European Union (Withdrawal) (No. 5) Bill - Second Reading

Part of the debate – in the House of Lords at 8:01 pm on 4th April 2019.

Alert me about debates like this

Photo of Lord Norton of Louth Lord Norton of Louth Conservative 8:01 pm, 4th April 2019

My Lords, I shall be brief in making a point that I regard as fundamental. The length of my speech will be in inverse proportion to the importance of what I wish to convey. I am not concerned here with the principle of Brexit. Debate on whether the United Kingdom leaves or remains within the European Union is toxic and I associate myself with neither side in the debate. Proponents on both sides tend to lack not only balance but self-awareness.

My concern covers a matter touched upon earlier today in discussing the various amendments to the procedure Motion, and that is the constitutional implications of the Bill before us. The Bill is constitutionally novel, and some would argue objectionable, inasmuch as it impinges on the established relationship between Parliament and the Executive. I distinguish what the Bill seeks to achieve from the procedure adopted to achieve it.

The claim that the House of Commons is “taking back control” can be utilised only in respect of procedure. The current precedence of government in the business of the other place, as stipulated by Standing Order, derives from the Balfour reforms of 1902. However, wresting from the Government control of a particular policy, or determining how the Government will act in pursuing a policy, is not a case of taking back control. You cannot take back something that you never had.

Our current constitution is grounded in the Glorious Revolution of 1688. The Bill of Rights 1689 established that the Crown could no longer legislate, suspend laws or raise taxation without the assent of Parliament. However, the position of Parliament in relation to the Executive was and remained reactive. Parliamentarians made it clear that they still looked to the monarch to come forward with a policy. Parliament could and can say no to the Government; it could and can amend a Bill brought forward by the Government, but the onus for the measure continues to rest with the Government. They may come back with a fresh policy of their own, or they may choose to withdraw or not continue with a Bill that has been amended in a way of which they disapprove. As I say, the onus continues to rest with government. The status of each—government and Parliament—is clear and distinct and the relationship well understood. Since the emergence of Parliament in the 13th century, Parliament has been a reactive body, responding to demands of the Crown.

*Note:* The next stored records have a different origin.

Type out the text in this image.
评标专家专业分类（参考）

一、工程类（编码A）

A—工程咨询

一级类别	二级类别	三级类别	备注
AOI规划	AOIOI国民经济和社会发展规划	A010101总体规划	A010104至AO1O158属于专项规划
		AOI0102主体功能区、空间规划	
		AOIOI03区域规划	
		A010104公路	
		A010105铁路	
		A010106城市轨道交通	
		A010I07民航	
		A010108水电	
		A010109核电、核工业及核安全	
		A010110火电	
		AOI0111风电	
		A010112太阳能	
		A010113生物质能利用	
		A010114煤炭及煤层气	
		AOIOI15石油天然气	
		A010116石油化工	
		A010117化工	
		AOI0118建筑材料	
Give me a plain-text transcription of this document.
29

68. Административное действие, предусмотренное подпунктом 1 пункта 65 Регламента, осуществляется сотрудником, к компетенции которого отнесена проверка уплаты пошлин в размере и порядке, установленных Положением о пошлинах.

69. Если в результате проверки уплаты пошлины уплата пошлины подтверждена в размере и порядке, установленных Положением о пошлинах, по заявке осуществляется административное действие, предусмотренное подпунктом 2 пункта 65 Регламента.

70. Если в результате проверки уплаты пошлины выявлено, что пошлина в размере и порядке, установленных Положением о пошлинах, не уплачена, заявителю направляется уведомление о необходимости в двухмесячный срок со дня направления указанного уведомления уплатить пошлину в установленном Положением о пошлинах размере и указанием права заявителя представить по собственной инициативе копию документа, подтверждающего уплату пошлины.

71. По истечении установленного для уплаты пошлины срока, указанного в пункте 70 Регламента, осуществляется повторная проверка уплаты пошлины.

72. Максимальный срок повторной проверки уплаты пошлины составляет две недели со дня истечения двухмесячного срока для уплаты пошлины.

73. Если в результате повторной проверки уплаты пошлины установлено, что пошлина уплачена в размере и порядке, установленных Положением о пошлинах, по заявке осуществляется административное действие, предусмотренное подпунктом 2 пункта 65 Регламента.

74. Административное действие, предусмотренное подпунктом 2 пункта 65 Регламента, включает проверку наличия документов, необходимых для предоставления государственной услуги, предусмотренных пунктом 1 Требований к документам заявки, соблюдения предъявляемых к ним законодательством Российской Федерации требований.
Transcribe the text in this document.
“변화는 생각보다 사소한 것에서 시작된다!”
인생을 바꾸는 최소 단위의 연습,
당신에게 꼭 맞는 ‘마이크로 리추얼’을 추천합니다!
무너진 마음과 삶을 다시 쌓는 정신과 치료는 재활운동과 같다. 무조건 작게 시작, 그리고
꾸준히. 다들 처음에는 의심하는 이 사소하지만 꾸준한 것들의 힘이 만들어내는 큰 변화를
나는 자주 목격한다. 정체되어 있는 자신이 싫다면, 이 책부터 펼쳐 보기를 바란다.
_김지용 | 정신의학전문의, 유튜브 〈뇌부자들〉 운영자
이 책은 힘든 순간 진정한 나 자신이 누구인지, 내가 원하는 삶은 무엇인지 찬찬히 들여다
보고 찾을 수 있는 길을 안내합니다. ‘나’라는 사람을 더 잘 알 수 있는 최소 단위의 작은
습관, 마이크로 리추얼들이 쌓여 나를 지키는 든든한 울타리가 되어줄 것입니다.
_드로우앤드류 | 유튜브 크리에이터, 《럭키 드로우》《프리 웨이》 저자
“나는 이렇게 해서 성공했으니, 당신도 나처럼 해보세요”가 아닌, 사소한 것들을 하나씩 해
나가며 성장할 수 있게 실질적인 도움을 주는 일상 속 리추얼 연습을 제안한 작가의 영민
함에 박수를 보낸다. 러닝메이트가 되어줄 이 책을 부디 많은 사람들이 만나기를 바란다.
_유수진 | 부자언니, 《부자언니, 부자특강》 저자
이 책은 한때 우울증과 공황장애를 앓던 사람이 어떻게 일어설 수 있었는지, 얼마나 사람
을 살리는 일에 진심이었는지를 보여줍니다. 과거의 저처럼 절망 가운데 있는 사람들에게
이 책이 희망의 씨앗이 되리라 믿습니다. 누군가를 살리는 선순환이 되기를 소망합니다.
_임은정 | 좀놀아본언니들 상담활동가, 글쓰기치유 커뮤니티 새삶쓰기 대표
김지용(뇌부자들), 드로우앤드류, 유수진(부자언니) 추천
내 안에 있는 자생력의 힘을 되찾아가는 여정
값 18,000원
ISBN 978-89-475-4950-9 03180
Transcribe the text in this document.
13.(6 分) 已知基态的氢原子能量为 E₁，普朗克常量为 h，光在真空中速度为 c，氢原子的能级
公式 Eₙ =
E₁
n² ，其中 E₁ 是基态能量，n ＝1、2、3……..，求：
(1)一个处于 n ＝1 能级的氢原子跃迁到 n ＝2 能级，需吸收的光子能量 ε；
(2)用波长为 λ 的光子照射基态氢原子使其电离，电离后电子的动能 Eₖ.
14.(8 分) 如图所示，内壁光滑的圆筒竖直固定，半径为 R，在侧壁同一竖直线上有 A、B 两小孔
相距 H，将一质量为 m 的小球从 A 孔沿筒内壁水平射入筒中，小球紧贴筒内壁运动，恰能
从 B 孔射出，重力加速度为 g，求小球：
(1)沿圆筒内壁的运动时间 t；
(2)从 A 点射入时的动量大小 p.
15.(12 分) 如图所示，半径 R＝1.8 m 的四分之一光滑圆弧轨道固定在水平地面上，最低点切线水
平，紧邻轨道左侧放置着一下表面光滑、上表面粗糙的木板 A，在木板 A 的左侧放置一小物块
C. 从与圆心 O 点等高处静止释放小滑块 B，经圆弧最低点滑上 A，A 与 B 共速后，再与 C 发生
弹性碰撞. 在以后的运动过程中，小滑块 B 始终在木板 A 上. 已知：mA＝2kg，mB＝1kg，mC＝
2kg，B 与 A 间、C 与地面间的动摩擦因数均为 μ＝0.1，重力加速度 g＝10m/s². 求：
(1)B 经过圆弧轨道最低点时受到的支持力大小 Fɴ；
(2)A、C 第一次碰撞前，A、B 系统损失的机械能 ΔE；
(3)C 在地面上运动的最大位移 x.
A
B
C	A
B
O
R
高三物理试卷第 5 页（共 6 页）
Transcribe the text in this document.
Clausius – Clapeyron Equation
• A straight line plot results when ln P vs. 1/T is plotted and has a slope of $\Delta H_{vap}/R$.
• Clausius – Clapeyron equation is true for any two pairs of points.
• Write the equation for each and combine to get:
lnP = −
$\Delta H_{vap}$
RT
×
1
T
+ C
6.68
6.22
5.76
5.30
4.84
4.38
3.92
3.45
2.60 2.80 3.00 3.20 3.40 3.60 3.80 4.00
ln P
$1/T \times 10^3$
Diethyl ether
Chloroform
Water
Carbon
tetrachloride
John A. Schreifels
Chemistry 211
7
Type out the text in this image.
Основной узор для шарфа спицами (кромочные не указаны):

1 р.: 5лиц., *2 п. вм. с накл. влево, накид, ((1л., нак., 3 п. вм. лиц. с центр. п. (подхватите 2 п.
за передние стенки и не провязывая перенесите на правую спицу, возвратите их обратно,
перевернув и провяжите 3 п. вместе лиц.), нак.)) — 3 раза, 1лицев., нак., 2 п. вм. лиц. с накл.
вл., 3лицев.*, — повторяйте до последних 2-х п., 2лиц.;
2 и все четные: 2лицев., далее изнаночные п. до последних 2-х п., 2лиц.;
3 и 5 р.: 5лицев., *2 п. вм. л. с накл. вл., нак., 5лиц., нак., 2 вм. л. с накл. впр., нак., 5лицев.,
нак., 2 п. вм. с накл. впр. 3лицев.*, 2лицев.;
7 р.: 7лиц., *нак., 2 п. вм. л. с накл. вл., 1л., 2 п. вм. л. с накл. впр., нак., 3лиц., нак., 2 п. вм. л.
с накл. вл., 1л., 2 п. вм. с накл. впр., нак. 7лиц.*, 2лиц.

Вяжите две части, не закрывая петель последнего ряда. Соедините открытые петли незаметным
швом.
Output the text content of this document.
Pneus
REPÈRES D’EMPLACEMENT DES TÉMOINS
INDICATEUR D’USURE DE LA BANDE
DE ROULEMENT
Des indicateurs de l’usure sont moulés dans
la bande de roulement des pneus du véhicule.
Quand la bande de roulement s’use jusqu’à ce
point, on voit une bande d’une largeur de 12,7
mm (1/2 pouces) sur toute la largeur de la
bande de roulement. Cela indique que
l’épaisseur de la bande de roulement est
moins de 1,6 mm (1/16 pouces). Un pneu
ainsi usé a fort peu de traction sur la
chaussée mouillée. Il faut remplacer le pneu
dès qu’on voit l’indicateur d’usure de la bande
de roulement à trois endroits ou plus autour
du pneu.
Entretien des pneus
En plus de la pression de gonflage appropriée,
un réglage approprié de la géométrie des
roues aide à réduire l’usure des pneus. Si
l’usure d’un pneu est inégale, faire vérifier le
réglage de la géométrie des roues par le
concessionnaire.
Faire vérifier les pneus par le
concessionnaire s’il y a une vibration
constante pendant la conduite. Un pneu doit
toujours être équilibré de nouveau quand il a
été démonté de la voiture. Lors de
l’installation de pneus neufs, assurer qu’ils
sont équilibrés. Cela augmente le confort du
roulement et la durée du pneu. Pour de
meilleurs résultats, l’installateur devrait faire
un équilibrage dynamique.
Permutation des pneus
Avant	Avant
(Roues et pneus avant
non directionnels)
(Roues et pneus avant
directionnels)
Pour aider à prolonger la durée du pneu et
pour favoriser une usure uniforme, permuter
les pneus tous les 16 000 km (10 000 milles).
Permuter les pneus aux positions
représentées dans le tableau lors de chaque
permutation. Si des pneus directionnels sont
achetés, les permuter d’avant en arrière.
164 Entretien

This Bill marks a departure from that clearly understood position. It confuses the relationship. That relationship has a clear, principled rationale. It means a clear line of accountability, with a Government accountable to Parliament and, through parliamentary elections, accountable to electors. We are in danger of engaging in an exercise that, like referendums, is strictly speaking irresponsible. With referendums, there is no means by which electors can hold themselves responsible for the outcomes. Similarly, with policy determined by a transient majority of parliamentarians, there is no single coherent body that stands before the electors to be held responsible for the policy.

If we proceed with this Bill—especially Clause 1(1)—we should not do so in a constitutional haze. I have previously quoted in debate Sir Sidney Low, who in his book The British Constitution, published in 1928, wrote:

“In England we often do a thing first and then discover that we have done it”.

I fear that we may be in danger of doing something without fully grasping what we are doing. We in this House especially should act only when we have understood and fully reflected on the constitutional implications of what we are doing. We need to raise our gaze beyond the immediacy of a toxic and confused debate, and focus on the consequences for our constitutional arrangements.

The House of Commons enjoys primacy and is entitled to get its way, but that does not absolve this House of its responsibility to ensure that legislation is examined thoroughly and as far as possible improved, if necessary inviting the other place to think again about provisions that engage fundamental constitutional principles.